Memoires de prisonniers algeriens en France
Une peine de prison quelque qu’elle soit est insupportable, mais ce qui agit sur le moral d’un homme en prison, c'est d’être obligé de vivre avec des hommes de tous les milieux. Il y a longtemps que je désirais écrire quelques souvenirs de ma détention dans les prisons de France; malheureusement, l’état de ma santé ne me permet point. Aussi ce qui suit n'est qu’un résumé de ce que j’ai vu et entendu depuis mon arrivée au Sanatorium pénitentiaire.
C’est le 2 novembre 1959 que je suis arrivé ici avec deux compatriotes : « T », ancien condamné a mort et « A » qui, lui, n'avait été condamné qu’a une peine de dix-huit mois de prison. Des notre arrivée, nous fûmes séparés. « T » et moi, nous avons été affectés au BT 3, tandis que notre compatriote « A » est affecté lui au BT 2. Nous avons demandé et insisté « T » et moi auprès du surveillant de la famille pour qu’il ne nous sépare pas. Mais il nous dit que notre compatriote « A » étant bacillaire, il ne pouvait rester avec nous. Nous fumes aussi déçus de ne trouver aucun comité de detention, Comme il n'existe dans toutes les prisons ou il y a des détenus FLN. Mais comme nous avons trouvé un compatriote que nous connaissions avant notre arrestation; nous lui avons demandé la raison pour laquelle aucun comité n’avait été constitué.
La raison est simple, Lorsque ce compatriote qui se prénomme Tahar avait demandé une audience a la Direction, le directeur lui a dit qu’ici tous les détenus sont des malades et que chacun ne devait s’occuper que de sa santé. Le Sous-directeur a parait-il ajouté qu’il connaissait parfaitement notre discipline. Mais qu’ici les détenus ne devaient être soumis à aucune pression. En outre, certains militants auraient écrit à la Direction pour se plaindre du comportement de certains dirigeants. Le Directeur a aussi dit à Tahar que les détenus ici sont sous la seule responsabilité de la direction et des médecins.
Tahar m'a aussi expliqué qu’il y avait ici des militants qui jouaient aux cartes et buvaient de la bière.
J'ai demandé à Tahar la raison pour laquelle les militants ne désignaient pas un dirigeant pour l'ensemble des deux bâtiments. Mais il me répondait que chaque militant se disant être un responsable quelconque avant son arrestation, personne ne voulait écouter les conseils d’un autre, encore moins des ordres. En plus m'a-t-il dit, aussitôt qu’un militant se présente à la direction au nom de tous les frères, il est catalogué de « meneur » et transféré une ou deux semaines apres. Le principal me dit encore Tahar, c’était de maintenir chaque détenu algérien a sa place, afin d’éviter les histoires et les bagarres.
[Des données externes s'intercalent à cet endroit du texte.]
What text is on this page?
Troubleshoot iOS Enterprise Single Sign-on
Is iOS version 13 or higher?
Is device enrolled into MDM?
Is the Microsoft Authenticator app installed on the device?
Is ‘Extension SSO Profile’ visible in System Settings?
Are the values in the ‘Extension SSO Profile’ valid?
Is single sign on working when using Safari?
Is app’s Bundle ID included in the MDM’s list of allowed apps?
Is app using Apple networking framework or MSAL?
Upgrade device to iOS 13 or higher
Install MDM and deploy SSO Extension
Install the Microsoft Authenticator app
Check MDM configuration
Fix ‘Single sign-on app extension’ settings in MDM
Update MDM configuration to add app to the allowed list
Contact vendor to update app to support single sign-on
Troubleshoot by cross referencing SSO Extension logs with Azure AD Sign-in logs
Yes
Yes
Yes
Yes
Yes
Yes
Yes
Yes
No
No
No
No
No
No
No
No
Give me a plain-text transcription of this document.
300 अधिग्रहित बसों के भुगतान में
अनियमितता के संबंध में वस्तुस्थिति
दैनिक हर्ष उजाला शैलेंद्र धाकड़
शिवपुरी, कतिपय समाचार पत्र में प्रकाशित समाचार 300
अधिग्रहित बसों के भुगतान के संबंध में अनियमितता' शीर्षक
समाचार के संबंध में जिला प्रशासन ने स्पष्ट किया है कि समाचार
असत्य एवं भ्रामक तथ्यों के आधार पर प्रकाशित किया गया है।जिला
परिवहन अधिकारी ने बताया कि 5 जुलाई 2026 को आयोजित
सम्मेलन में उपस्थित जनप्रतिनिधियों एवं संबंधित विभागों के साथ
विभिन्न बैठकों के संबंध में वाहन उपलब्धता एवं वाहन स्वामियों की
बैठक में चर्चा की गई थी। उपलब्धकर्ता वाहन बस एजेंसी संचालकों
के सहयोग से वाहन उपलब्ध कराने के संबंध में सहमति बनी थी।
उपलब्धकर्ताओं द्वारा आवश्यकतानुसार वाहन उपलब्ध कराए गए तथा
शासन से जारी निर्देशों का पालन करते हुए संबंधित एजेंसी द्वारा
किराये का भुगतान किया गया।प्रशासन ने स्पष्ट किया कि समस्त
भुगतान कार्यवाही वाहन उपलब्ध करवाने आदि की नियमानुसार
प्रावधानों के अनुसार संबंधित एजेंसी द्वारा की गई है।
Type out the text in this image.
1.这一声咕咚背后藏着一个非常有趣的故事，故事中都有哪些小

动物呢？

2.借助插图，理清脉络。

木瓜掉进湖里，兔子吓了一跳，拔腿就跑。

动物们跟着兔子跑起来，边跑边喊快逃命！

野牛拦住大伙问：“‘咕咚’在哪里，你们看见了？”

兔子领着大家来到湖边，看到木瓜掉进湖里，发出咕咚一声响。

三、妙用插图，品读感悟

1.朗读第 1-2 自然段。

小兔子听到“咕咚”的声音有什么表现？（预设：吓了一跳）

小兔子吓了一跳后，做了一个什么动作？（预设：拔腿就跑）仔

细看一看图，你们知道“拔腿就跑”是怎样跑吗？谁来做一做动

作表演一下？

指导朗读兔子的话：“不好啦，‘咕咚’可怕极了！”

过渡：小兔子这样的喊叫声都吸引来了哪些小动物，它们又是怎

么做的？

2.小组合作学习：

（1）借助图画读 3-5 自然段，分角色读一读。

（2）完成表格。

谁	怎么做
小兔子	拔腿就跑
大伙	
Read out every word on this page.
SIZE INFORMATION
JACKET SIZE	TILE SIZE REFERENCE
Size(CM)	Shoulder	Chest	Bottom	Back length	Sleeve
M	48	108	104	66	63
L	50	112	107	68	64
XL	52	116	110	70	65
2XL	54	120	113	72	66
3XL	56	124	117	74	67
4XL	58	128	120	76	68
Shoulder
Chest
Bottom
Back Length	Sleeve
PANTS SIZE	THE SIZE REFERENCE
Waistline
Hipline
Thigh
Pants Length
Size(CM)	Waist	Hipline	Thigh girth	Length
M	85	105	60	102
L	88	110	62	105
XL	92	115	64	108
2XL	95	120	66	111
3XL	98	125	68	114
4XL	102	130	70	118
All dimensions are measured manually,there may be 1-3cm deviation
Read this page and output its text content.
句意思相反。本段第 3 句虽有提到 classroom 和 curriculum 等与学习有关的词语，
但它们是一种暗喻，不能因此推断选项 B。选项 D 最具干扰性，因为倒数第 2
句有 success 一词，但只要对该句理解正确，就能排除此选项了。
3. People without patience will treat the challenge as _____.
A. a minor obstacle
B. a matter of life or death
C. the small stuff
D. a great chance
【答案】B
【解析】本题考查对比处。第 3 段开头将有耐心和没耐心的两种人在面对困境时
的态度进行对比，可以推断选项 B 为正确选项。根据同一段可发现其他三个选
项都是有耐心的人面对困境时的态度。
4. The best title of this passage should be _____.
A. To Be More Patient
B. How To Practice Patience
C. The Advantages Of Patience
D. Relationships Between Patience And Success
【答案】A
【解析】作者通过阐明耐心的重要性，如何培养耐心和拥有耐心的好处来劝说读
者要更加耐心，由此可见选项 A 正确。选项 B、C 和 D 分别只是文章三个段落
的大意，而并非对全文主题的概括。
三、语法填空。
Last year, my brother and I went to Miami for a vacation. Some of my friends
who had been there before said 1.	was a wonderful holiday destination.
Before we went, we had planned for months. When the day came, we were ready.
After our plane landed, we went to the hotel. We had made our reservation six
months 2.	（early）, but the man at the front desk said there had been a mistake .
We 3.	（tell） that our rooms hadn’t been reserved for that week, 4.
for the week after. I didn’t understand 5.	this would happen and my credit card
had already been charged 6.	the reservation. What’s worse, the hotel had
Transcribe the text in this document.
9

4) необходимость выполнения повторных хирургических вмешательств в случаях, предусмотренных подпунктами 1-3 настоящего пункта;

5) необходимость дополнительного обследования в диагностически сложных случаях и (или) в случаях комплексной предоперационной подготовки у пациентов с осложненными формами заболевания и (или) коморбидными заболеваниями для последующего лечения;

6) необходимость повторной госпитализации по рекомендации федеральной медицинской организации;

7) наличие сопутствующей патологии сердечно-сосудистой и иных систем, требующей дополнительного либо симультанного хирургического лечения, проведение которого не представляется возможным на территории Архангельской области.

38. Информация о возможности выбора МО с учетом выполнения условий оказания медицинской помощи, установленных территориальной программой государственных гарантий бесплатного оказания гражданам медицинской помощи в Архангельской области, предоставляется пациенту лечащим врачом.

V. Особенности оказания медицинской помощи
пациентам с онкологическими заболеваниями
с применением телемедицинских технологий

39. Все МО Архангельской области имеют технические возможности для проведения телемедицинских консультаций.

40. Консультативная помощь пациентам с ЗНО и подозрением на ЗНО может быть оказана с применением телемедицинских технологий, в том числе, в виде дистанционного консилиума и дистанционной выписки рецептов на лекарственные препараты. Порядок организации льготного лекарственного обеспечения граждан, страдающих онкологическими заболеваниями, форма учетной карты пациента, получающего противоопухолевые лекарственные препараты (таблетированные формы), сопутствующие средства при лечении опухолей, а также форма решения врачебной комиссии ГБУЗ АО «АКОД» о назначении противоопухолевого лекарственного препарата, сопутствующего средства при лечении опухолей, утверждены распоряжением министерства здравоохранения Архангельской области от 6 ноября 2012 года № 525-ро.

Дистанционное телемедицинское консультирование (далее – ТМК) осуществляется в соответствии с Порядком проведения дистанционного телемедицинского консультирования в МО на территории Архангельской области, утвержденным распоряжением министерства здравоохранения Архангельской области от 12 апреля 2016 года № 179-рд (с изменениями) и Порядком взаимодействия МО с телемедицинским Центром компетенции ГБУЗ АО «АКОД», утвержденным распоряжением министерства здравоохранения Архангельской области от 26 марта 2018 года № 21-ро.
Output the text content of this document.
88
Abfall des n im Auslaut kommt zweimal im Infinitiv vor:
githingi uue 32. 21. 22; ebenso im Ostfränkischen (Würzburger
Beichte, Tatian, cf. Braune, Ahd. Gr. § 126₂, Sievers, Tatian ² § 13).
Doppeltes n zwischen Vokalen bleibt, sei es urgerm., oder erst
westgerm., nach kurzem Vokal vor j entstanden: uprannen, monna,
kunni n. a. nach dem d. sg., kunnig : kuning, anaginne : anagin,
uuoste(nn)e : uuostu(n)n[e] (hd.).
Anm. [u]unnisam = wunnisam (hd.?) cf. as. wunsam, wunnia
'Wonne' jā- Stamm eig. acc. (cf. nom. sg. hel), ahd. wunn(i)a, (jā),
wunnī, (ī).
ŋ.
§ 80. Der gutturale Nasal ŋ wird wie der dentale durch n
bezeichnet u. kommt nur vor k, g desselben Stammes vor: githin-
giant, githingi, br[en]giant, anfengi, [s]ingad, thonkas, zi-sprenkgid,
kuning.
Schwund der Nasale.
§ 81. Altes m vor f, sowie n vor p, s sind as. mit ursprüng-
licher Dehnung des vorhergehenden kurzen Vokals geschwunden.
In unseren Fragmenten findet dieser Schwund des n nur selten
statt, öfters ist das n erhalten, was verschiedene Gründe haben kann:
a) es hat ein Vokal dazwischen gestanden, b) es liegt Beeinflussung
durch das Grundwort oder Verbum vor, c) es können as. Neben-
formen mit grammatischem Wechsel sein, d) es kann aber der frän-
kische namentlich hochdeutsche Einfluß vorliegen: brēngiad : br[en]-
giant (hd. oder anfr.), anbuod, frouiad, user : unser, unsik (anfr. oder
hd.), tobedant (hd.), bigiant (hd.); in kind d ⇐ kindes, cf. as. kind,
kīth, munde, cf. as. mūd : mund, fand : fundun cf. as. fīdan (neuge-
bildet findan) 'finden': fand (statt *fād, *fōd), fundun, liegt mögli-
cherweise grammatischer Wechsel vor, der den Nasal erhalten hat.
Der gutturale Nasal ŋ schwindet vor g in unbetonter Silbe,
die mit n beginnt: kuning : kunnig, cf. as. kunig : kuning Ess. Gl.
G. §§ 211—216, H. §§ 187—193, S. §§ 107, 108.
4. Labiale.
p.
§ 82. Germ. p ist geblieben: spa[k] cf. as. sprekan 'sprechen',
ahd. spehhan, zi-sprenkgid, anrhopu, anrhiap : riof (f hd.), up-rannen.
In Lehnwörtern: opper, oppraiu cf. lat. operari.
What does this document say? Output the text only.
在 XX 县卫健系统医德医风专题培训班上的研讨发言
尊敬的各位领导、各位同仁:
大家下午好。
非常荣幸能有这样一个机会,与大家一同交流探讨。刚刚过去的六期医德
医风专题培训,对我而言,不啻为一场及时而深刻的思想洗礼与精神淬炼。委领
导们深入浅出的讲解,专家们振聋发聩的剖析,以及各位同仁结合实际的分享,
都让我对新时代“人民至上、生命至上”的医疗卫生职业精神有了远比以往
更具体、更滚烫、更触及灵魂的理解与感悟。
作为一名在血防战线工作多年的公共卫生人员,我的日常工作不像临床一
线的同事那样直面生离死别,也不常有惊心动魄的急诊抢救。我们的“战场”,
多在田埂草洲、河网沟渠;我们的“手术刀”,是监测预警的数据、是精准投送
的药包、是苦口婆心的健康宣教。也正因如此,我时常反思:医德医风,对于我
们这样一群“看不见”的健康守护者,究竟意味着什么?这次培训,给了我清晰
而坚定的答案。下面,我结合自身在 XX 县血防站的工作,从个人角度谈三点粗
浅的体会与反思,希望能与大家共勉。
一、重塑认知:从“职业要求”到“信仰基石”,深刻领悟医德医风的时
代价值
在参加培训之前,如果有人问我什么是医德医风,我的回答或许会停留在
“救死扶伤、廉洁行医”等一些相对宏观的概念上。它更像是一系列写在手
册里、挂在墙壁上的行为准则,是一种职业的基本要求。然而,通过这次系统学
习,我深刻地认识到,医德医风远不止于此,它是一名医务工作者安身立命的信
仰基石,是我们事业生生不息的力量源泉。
Apres quelques semaines d’observation, je me suis aperçu que les militants se critiquaient les uns les autres. Il était courant d’entendre un militant cataloguer un autre de « Khabite ».
Le bâtiment étant partagé en six dortoirs. Tahar avait désigné un militant pour chaque dortoir afin qu’il prêche la bonne entente et fasse observer tous les jours une minute de silence a la mémoire des frères morts pour la libération de notre mère patrie.
Apres plusieurs semaines d’efforts, nous avons réussi Tahar et moi à interdire à tous les détenus algériens les jeux et la bière.